A health ministry circular from last month, stating that hospitals and clinics cannot refuse treatment to patients, Covid-19 or otherwise (if they have the requisite facilities or equipment), seemed like a step in the right direction. However, the Supreme Court has recently stayed almost all the High Court directives on this matter. Among other things, the stay applies to the directives on death of or denial of treatment to a patient due to negligence being a criminal and punishable offence, as well as the directives on informing people of the number of ICU beds in government hospitals, making ICU bed management more accountable, and launching an ICU hotline.

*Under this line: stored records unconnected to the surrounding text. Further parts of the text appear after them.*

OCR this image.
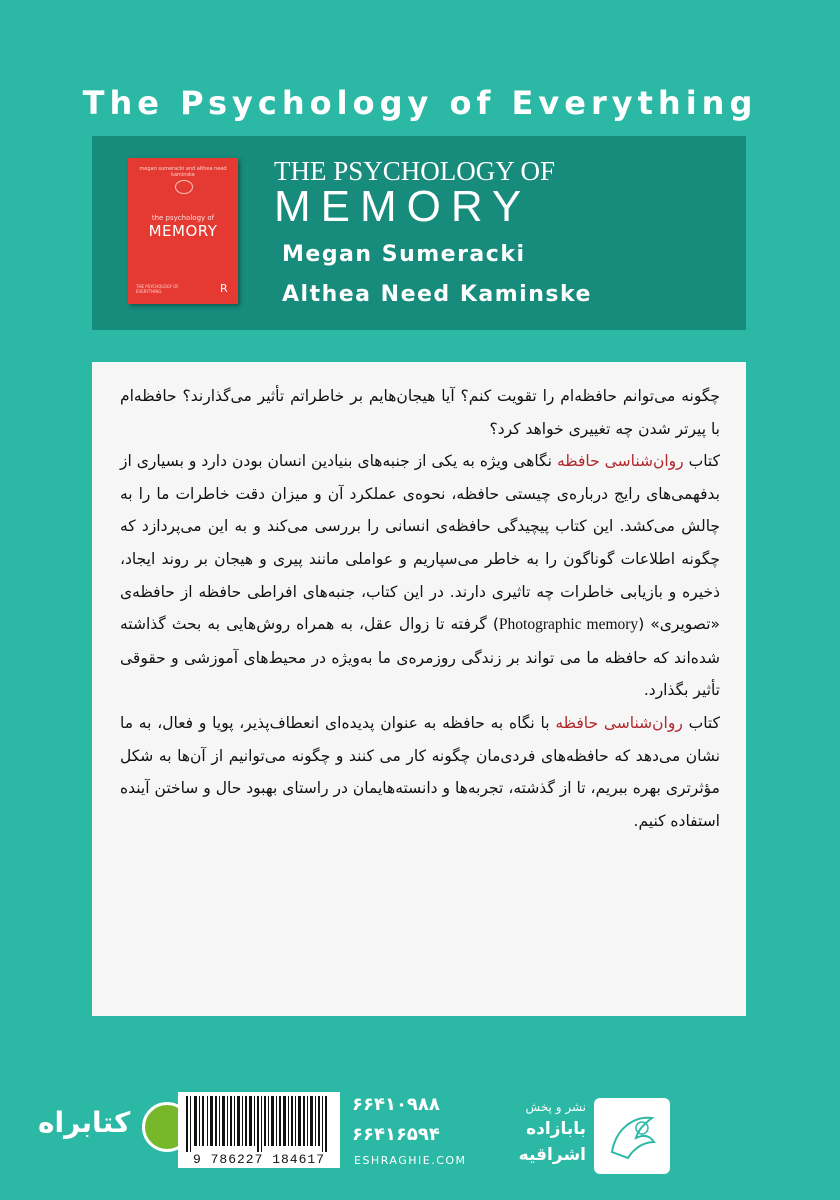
The Psychology of Everything
megan sumeracki and althea need kaminske
the psychology of
MEMORY
THE PSYCHOLOGY OF EVERYTHING	R
THE PSYCHOLOGY OF
MEMORY
Megan Sumeracki
Althea Need Kaminske

چگونه می‌توانم حافظه‌ام را تقویت کنم؟ آیا هیجان‌هایم بر خاطراتم تأثیر می‌گذارند؟ حافظه‌ام با پیرتر شدن چه تغییری خواهد کرد؟

کتاب روان‌شناسی حافظه نگاهی ویژه به یکی از جنبه‌های بنیادین انسان بودن دارد و بسیاری از بدفهمی‌های رایج درباره‌ی چیستی حافظه، نحوه‌ی عملکرد آن و میزان دقت خاطرات ما را به چالش می‌کشد. این کتاب پیچیدگی حافظه‌ی انسانی را بررسی می‌کند و به این می‌پردازد که چگونه اطلاعات گوناگون را به خاطر می‌سپاریم و عواملی مانند پیری و هیجان بر روند ایجاد، ذخیره و بازیابی خاطرات چه تاثیری دارند. در این کتاب، جنبه‌های افراطی حافظه از حافظه‌ی «تصویری» (Photographic memory) گرفته تا زوال عقل، به همراه روش‌هایی به بحث گذاشته شده‌اند که حافظه ما می تواند بر زندگی روزمره‌ی ما به‌ویژه در محیط‌های آموزشی و حقوقی تأثیر بگذارد.

کتاب روان‌شناسی حافظه با نگاه به حافظه به عنوان پدیده‌ای انعطاف‌پذیر، پویا و فعال، به ما نشان می‌دهد که حافظه‌های فردی‌مان چگونه کار می کنند و چگونه می‌توانیم از آن‌ها به شکل مؤثرتری بهره ببریم، تا از گذشته، تجربه‌ها و دانسته‌هایمان در راستای بهبود حال و ساختن آینده استفاده کنیم.

کتابراه
9 786227 184617
۶۶۴۱۰۹۸۸
۶۶۴۱۶۵۹۴
ESHRAGHIE.COM
نشر و پخش
بابازاده
اشراقیه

Now more than ever, we needed a healthcare system that is open, accountable and accessible for patients from all walks of life. The health inequality in this country is not simply an issue of funding, but also an issue of social justice. We must acknowledge that healthcare is not a luxury, but a fundamental human right. All those who are deprived of this right should have access to some form of legal redress and justice.
Shuprova Tasneem is a member of the editorial team at The Daily Star.